A Grin at the End: Things I wish hadn’t been invented …

July, 2016 Posted in Columnists & Opinion

carl-sampsonBy Carl Sampson

As a society, we are spoiled.

We are surrounded by gadgets and gizmos that are supposed to make our lives easier and, by inference, better.

The fact of the matter is, some have done that, and others haven’t. Some examples:

We could definitely do without nuclear weapons. I grew up at the height of the Cold War, and my dad was stationed at the Air Force Strategic Air Command Base closest to Cuban when Krushchev and Kennedy were playing brinkmanship with nuclear-tipped missiles. I remember the traffic jams caused by people leaving the area because they were sure the area would be the first to get nuked.

I also realize that the use of nuclear weapons saved the lives of a million U.S. troops when they were used in Japan to end World War II.

But these are different times, and it doesn’t make me feel any more secure to know that North Korea, Pakistan, China and Russia have those things pointed at us, or anyone else. We would all be better off without them.

Another item we could do very well without is the smart phone. When the cell phone first came along, I thought it was pretty terrific. I could call my wife to tell her I was running late at work or get a hold of any of the kids at anytime and tell them they were late and better get home ASAP.

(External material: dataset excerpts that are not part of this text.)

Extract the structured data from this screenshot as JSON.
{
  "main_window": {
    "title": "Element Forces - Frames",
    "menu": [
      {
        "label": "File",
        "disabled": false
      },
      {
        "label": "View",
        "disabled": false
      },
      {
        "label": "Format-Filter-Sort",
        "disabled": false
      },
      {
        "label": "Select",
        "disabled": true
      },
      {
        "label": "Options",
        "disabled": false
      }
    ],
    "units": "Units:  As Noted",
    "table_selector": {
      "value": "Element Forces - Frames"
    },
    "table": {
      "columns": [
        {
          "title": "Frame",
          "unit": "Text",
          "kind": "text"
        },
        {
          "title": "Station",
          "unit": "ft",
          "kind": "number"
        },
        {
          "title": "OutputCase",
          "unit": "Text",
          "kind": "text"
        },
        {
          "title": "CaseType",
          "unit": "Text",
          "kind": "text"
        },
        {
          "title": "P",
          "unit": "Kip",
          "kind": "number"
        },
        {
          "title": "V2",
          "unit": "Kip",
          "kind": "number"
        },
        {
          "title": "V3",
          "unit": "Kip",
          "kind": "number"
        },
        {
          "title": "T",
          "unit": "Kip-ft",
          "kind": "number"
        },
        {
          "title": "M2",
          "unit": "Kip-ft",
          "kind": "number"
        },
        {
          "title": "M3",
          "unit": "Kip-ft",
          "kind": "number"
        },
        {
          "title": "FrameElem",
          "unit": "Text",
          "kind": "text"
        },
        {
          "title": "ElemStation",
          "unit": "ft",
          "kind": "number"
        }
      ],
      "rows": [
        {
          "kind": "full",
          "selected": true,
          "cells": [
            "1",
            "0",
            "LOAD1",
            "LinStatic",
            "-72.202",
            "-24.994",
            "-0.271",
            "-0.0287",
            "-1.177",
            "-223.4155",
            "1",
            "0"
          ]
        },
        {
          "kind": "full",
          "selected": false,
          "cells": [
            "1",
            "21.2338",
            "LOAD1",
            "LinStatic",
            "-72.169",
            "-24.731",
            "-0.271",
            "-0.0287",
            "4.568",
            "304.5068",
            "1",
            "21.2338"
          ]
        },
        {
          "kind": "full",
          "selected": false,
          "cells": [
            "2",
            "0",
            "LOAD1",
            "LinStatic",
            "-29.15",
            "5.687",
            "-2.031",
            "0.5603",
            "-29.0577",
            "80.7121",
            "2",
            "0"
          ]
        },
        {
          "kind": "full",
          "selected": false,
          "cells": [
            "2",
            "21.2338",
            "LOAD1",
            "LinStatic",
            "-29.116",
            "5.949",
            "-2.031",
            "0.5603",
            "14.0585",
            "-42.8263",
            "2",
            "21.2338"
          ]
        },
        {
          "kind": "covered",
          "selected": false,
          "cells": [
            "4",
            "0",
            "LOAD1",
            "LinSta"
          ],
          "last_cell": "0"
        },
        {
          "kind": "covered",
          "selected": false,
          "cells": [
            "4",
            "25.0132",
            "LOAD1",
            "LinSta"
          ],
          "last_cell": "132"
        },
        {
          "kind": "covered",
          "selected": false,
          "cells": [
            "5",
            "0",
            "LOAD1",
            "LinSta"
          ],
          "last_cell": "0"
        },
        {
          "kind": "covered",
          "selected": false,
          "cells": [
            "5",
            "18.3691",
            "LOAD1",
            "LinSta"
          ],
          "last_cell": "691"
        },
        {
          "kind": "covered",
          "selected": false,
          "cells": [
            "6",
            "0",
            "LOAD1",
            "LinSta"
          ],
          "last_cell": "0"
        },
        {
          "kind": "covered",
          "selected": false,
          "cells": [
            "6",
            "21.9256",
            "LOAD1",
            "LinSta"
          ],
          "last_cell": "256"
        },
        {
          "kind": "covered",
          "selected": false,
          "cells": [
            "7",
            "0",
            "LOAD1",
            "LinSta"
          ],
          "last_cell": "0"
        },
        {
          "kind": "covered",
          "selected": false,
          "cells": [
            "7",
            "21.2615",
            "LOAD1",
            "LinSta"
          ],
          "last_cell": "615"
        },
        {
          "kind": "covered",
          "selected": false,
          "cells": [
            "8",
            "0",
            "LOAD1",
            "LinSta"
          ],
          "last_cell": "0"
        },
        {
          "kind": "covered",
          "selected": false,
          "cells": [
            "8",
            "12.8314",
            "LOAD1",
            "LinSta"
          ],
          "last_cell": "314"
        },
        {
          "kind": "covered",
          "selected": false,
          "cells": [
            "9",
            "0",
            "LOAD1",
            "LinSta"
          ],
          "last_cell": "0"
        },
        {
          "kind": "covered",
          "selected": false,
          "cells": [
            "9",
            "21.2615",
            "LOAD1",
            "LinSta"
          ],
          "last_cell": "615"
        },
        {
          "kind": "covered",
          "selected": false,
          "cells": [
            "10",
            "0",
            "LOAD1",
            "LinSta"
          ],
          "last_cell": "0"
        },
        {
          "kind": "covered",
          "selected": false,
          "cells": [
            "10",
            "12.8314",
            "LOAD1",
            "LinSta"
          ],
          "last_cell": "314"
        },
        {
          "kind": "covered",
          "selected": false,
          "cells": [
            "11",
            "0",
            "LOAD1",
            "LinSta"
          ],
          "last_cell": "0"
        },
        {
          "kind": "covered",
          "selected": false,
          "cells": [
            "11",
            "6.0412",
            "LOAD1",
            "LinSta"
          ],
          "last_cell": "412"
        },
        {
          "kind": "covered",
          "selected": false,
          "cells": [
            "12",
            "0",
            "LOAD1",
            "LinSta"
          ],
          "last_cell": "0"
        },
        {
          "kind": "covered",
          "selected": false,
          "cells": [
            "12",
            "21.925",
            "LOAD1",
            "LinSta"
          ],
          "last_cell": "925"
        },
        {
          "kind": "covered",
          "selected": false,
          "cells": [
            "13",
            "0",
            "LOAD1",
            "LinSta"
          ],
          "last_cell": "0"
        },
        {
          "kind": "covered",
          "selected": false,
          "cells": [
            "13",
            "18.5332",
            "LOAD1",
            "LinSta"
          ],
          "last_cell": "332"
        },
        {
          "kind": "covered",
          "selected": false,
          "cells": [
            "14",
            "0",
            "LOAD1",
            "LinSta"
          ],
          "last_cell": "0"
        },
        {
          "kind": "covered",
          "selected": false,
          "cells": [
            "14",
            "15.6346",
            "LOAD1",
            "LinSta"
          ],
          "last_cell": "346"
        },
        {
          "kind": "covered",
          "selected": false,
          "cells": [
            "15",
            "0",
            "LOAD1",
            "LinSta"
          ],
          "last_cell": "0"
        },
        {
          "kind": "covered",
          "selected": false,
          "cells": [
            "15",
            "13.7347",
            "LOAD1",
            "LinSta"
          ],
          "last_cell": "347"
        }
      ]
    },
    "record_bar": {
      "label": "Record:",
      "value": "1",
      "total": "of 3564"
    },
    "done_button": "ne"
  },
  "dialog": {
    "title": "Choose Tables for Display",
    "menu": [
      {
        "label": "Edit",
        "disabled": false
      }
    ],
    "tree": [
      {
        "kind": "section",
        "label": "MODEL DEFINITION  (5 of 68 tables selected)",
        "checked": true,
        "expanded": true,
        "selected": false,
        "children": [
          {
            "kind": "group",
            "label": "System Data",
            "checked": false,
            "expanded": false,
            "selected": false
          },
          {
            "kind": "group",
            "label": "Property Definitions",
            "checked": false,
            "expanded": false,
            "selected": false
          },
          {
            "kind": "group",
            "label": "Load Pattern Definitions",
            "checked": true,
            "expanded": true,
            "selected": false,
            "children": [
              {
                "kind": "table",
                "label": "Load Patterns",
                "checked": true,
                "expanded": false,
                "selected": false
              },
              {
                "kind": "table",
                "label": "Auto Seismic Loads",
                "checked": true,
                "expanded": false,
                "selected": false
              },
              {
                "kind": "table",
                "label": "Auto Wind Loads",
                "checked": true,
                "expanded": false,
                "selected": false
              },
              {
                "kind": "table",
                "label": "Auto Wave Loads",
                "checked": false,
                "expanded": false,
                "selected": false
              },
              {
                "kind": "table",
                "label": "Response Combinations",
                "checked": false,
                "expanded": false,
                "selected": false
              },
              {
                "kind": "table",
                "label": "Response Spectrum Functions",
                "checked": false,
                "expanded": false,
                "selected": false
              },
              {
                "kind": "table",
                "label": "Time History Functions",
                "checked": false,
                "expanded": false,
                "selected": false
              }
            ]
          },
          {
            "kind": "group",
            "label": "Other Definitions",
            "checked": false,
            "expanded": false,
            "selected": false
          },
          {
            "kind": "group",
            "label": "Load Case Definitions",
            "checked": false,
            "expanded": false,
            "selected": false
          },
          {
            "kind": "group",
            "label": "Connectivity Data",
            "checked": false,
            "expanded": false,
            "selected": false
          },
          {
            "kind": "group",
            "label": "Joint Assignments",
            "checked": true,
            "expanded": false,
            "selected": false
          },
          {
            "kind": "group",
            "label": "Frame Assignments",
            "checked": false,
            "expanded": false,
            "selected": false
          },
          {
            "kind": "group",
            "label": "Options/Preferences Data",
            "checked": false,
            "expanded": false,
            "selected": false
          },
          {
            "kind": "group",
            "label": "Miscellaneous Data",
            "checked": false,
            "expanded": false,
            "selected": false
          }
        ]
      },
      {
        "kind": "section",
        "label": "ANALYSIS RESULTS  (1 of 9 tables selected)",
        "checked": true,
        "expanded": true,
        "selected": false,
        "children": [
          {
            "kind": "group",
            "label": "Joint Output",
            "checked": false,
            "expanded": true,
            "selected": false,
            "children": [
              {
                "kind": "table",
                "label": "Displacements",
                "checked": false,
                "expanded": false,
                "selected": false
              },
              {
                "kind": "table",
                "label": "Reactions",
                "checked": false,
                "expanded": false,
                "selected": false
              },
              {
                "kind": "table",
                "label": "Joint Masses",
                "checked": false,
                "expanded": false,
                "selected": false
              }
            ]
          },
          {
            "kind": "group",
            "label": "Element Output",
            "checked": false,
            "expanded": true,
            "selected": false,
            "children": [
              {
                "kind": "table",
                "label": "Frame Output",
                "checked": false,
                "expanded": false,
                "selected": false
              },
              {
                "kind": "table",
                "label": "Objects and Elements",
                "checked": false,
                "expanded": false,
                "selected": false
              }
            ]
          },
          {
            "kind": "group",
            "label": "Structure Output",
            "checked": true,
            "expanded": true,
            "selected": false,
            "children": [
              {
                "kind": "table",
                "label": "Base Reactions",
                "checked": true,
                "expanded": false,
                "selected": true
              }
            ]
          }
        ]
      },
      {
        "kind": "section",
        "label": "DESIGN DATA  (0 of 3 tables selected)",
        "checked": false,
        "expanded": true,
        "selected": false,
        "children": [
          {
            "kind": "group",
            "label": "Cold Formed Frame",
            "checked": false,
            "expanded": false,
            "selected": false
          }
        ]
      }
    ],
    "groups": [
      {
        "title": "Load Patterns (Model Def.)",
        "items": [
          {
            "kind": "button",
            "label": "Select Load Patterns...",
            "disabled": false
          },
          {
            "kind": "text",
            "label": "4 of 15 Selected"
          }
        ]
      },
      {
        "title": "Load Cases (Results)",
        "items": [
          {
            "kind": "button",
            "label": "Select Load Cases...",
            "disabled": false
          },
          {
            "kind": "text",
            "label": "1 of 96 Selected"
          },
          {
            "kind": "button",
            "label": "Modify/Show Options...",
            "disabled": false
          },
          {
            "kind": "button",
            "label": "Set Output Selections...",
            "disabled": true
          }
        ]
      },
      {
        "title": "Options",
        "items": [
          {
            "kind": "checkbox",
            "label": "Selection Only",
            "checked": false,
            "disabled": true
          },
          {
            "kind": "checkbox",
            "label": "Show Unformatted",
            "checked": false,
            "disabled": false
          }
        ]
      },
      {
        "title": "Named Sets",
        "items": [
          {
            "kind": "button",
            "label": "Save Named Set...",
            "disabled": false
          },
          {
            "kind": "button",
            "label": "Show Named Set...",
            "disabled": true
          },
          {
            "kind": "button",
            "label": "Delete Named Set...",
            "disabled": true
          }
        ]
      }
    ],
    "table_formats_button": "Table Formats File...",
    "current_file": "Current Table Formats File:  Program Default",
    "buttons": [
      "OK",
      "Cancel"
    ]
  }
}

But the advent of smart phones has turned nearly everyone I know into drones. They can’t sit for more than 2 minutes without pulling out their phones and checking messages, emails and other crap that, not too long ago, could wait.

The idea that a message or email is more important than the people sitting in the same room is annoying and rude. I’ve felt like grabbing people’s smart phones and flushing them down the toilet.

We’ve had to ban them at the dinner table in our house, and I wouldn’t mind seeing them disappear altogether.

Then there’s the Internet, which is turning the U.S. and much of the rest of the world into a real-life version of the movie Idiocracy. People take anything they see on the Internet as Gospel – only it’s not. They think “chem-trails”  – also known as condensation trails caused by planes traveling through humid air – are going to poison us and a conspiracy is going to turn the nation into a wild animal park. News flash: Tom Clancy already wrote the novel.

People swallow that stuff hook, line and sinker, and you’re supposed to sit there and listen politely to how your food is poisoned or something else that some idiot cooked up.

America has always loved conspiracy theories, and the Internet is the biggest conspiracy. It’s turning people dumber by foisting that stuff on them.

We as a civilization don’t necessarily need more facts. There are plenty of those. We need more wisdom. We need people who can take the facts at hand and determine a wise course that will benefit all of us as a society.

When a gadget or gizmo comes along that can do that, I’ll be first in line to buy one.